On and on I go.  Sometimes I come up with some possible factors that may have contributed to my not being _______.  But I am learning that factors are not underlying, definitive reasons.

The truth is that whatever I am lacking comes down to one single reason each and every time.  I am broken.  I was born broken.

Psalm 51:5 says, “Surely I was sinful at birth, sinful from the time my mother conceived me.”

By definition, my human nature lacks good and is full of bad.

One author puts it this way, “We are not sinners because we engage in sin; we sin because we are sinners, rebellious and sinful from birth” (Tan & Gregg).

In other words, sin is what we do.  It’s our m.o.  We can’t not sin.

With that in mind, I should not be at all surprised when I find myself lacking in an area.  Rather, my deficits should simply be a reminder of how much I need the Lord to enable me supernaturally to act right.

Titus 2 confirms that, left to our own devices, we have no idea how to “be worthy of respect, self-controlled, sound in faith, in love, and in endurance…” (Titus 2:2).  We have to be taught these things.  Women have to be trained “to love their husbands and children, to be self-controlled and pure, to be busy at home, to be kind, and to be subject to their husbands” (Titus 2:4-5).

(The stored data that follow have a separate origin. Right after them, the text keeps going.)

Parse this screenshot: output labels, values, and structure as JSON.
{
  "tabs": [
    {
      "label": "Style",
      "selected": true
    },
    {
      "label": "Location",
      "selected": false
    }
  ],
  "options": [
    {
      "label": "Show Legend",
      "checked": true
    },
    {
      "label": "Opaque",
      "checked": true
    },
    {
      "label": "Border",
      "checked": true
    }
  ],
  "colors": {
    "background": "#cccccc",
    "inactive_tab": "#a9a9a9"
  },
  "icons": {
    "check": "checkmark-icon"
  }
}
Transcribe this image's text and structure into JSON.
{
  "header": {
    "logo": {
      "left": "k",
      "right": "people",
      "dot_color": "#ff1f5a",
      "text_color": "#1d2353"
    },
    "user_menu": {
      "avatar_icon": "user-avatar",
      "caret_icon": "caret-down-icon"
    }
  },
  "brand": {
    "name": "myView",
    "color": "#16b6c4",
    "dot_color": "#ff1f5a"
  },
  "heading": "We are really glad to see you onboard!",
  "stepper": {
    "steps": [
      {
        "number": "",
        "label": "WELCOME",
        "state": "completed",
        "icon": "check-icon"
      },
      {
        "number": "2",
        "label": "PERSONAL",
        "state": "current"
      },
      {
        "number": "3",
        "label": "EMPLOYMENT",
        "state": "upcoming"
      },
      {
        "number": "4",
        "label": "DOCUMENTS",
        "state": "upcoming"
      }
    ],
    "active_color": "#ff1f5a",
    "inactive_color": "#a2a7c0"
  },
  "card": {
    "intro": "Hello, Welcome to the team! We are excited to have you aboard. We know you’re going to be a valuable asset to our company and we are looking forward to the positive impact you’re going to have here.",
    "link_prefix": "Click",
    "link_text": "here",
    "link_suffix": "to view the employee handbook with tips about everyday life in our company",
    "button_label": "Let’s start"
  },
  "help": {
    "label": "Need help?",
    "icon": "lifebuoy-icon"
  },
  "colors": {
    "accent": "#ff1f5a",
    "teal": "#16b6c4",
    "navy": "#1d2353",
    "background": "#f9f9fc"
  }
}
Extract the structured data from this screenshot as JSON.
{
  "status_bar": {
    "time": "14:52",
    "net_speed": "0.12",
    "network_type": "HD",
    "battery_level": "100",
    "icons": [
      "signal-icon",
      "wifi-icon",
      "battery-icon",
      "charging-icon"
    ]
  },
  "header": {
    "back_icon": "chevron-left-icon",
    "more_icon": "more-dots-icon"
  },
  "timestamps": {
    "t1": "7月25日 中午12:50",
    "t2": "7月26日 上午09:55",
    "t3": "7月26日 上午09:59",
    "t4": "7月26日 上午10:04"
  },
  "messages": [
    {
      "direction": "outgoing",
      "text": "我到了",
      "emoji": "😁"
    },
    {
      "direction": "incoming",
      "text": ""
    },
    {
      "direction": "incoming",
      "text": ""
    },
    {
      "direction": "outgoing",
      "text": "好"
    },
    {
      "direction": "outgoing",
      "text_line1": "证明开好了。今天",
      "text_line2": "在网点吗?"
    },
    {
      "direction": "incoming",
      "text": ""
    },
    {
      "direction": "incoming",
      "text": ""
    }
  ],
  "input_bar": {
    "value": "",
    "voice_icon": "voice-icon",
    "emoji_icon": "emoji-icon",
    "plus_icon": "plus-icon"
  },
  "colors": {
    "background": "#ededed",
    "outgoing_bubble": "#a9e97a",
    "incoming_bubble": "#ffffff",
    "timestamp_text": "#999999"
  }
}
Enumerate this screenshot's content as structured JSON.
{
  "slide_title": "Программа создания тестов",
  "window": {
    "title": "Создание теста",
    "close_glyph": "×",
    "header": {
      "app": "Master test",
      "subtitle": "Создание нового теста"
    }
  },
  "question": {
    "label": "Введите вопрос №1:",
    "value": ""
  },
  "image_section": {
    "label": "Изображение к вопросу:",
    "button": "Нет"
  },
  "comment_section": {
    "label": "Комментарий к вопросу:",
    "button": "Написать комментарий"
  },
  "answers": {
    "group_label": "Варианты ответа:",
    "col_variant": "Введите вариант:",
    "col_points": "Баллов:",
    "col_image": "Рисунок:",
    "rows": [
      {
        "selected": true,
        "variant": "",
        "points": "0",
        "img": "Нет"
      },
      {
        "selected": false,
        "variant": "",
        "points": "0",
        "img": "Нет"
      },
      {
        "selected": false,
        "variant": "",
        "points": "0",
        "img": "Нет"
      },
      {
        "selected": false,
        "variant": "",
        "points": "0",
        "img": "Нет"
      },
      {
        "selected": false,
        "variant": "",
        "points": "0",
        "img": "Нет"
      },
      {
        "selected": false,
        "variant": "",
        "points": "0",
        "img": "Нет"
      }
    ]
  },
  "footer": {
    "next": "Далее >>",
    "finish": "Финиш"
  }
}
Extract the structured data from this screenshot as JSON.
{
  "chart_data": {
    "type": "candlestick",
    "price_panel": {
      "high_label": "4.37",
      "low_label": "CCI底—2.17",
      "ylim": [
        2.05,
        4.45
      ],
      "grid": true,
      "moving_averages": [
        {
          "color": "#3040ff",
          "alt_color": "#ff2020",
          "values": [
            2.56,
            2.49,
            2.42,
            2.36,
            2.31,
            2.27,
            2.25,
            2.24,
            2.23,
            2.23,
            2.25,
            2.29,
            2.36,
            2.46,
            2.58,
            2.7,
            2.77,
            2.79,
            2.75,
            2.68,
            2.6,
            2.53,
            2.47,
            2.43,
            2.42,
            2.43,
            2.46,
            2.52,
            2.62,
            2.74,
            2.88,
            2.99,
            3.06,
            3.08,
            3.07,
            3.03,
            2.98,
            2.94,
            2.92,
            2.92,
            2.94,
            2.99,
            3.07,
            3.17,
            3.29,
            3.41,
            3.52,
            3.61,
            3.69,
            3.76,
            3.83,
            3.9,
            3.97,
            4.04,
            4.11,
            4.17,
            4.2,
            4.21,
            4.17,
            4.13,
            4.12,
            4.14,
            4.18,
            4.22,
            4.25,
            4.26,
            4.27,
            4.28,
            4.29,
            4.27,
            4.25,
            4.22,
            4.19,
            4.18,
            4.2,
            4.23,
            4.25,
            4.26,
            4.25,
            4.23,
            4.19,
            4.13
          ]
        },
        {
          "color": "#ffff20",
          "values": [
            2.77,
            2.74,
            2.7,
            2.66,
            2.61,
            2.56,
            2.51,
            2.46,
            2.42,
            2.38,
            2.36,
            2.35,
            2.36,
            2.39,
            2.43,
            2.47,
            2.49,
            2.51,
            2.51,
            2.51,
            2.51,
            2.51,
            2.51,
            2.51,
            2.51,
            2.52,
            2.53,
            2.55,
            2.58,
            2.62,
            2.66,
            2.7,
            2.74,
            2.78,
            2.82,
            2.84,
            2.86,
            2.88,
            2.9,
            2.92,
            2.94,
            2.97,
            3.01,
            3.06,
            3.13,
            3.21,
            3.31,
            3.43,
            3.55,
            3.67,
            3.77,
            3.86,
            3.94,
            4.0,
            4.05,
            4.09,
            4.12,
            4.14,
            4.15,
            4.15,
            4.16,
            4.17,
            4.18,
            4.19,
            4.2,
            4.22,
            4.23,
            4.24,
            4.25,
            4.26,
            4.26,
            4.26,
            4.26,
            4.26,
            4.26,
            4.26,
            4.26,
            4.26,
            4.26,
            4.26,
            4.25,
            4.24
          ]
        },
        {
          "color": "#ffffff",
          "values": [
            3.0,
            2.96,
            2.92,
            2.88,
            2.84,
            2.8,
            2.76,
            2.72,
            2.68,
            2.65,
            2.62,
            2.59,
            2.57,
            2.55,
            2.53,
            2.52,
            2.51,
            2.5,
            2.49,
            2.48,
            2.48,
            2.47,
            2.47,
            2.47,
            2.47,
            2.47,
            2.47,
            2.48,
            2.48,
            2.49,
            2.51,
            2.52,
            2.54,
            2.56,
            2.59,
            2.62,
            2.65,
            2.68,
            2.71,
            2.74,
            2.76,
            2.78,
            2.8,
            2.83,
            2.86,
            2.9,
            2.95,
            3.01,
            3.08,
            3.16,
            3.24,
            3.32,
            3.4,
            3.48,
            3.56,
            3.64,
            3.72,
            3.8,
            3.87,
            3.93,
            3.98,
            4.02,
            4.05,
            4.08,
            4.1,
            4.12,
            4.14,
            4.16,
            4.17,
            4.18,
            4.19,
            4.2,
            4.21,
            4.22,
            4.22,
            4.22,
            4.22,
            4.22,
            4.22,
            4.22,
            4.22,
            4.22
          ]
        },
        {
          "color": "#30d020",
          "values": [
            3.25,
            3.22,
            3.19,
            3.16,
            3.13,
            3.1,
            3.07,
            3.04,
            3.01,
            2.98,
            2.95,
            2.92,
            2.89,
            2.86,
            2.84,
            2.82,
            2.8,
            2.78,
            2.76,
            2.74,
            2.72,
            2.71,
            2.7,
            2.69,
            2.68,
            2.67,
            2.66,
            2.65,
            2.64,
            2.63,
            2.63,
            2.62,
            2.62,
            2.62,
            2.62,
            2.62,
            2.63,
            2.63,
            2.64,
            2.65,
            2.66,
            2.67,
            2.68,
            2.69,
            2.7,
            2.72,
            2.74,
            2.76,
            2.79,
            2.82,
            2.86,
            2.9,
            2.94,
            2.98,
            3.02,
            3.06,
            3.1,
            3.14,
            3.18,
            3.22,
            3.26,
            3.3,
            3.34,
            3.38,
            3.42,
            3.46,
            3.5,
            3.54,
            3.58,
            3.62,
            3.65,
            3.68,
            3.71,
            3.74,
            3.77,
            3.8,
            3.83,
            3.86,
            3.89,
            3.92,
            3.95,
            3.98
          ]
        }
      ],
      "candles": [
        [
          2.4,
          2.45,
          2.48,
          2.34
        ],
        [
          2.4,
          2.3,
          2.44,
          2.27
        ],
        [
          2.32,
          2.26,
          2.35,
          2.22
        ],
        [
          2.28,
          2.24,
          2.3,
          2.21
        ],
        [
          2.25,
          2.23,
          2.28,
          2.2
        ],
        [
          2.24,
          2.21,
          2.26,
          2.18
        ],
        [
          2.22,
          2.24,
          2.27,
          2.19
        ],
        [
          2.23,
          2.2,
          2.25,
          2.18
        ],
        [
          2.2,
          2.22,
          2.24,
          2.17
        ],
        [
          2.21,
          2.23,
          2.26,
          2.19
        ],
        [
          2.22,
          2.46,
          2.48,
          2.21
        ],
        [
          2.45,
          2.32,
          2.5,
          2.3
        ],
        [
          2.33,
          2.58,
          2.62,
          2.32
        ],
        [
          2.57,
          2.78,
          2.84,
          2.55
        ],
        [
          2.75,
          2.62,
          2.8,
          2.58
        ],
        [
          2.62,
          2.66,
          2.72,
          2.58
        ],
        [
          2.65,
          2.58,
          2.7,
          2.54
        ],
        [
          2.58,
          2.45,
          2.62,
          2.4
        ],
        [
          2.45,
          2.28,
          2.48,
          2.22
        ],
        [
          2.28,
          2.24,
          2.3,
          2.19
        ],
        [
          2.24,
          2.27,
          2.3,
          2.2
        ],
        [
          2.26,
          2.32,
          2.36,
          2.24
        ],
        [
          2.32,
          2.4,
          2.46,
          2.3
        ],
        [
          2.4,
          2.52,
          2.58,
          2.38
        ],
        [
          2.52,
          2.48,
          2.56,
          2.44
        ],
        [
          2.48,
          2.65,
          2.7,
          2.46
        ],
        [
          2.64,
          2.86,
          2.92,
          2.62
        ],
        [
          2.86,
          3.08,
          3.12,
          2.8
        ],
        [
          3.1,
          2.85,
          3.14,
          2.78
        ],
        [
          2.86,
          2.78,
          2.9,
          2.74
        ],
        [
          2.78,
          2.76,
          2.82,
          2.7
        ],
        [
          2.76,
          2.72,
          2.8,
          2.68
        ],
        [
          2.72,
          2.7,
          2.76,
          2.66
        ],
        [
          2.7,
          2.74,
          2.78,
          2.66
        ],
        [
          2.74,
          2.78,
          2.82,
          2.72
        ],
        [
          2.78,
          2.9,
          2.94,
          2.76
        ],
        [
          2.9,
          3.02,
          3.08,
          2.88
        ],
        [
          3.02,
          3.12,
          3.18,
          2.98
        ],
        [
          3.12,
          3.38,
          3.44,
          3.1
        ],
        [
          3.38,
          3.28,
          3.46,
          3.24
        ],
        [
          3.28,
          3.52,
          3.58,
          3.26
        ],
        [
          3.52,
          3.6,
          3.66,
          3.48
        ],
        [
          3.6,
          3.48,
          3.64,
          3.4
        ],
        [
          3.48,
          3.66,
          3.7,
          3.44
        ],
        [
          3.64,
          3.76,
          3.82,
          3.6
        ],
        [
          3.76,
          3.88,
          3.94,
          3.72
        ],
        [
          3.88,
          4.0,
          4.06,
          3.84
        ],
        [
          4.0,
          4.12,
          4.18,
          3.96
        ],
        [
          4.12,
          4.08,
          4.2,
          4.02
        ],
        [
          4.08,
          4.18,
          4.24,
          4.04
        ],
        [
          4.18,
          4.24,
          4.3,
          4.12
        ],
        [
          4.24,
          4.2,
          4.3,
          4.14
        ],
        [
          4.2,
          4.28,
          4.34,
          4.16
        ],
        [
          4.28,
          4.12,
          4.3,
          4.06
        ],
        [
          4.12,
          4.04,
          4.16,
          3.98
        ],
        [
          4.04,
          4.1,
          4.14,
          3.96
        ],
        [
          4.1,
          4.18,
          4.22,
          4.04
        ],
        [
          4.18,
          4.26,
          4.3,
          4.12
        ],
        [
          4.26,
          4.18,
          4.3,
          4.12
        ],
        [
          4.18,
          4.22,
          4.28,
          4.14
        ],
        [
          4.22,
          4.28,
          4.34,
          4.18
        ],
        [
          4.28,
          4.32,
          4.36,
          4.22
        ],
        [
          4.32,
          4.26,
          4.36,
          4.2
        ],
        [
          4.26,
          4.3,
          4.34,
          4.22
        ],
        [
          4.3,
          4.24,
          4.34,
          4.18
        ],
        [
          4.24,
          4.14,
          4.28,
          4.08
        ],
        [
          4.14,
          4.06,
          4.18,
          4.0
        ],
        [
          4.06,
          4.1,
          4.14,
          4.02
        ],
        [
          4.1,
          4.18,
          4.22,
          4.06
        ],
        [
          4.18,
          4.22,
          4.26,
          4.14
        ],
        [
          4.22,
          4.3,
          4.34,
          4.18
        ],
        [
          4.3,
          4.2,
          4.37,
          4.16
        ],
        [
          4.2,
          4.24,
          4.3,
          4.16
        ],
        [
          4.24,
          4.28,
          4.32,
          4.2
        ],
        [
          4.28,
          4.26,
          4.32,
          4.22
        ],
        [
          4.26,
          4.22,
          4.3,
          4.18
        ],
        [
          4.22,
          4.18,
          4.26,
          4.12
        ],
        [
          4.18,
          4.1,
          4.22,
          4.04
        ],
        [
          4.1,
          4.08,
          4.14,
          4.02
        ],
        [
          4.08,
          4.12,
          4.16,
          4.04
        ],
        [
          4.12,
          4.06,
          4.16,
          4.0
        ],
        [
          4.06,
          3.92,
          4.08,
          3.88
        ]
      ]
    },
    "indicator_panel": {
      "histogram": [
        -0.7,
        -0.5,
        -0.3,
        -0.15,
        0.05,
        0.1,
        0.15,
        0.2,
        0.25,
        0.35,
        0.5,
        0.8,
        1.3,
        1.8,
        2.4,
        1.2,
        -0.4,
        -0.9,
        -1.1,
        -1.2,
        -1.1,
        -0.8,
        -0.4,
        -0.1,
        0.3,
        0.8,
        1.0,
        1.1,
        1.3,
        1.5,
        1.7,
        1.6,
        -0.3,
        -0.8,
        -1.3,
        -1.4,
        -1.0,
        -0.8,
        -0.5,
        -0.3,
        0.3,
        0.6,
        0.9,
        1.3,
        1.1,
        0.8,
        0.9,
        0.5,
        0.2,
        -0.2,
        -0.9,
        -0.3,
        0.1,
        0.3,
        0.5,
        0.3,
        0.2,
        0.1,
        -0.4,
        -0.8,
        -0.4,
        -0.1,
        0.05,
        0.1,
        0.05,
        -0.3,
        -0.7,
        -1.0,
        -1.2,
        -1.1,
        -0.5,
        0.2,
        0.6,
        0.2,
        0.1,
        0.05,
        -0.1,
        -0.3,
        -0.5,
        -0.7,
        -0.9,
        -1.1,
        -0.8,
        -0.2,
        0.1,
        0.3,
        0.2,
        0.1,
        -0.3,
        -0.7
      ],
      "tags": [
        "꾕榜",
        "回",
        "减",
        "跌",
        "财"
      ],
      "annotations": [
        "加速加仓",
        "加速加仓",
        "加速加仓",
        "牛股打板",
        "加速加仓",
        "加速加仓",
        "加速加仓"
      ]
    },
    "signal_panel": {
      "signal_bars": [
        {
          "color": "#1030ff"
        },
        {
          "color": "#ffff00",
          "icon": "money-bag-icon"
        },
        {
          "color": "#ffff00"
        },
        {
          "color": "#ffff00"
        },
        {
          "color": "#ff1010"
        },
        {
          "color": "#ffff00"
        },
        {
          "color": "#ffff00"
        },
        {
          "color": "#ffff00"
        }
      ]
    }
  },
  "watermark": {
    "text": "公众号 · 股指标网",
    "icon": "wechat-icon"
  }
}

Trained to love my husband and children?!  Of all the things on that list, shouldn’t loving my own adorable flesh and blood come naturally?

Let me just free me up and say, “NO!”  I am naturally SELFISH, not naturally LOVING.  And I am not alone!  All of you are naturally selfish too!  That is glorious news, isn’t it?  I breathe a huge sigh of relief to know that, while it’s true that I am lacking a patient, loving demeanor, it is also true that every other person on the planet also naturally lacks that!

Except.

Except for the person who does not live according to his nature.

It is possible, by the very power of Jesus Christ, and only by that power, for you and I to STOP living according to our selfish, sinful human nature and to START living “in accordance with the Spirit” (Romans 8:5).

And just what is that supposed to mean?

Galatians 5:22 tells us that those who live by the Spirit are characterized by “love, joy peace, patience, kindness, goodness, faithfulness, gentleness, and self-control.”

Can we live this way on our own? No.

Can we resolve to live this way? Not for very long.

Can we tell God we want to live this way all the time, but we can’t do it without His supernatural enabling? Sure, but He already knows.

Can we ask Him to help us? Yes.

Can we be sure He will help us? 1 John 5:14-15 tells us, “This is the confidence we have in approaching God: that if we ask anything according to his will, he hears us.  And if we know that he hears us–whatever we ask–we know that we have what we asked of him.”

Desiring to stop living according to our sin nature and to start living according to the Spirit is desiring God’s will for ourselves.  He will hear us.  He will help us.  We just have to ask.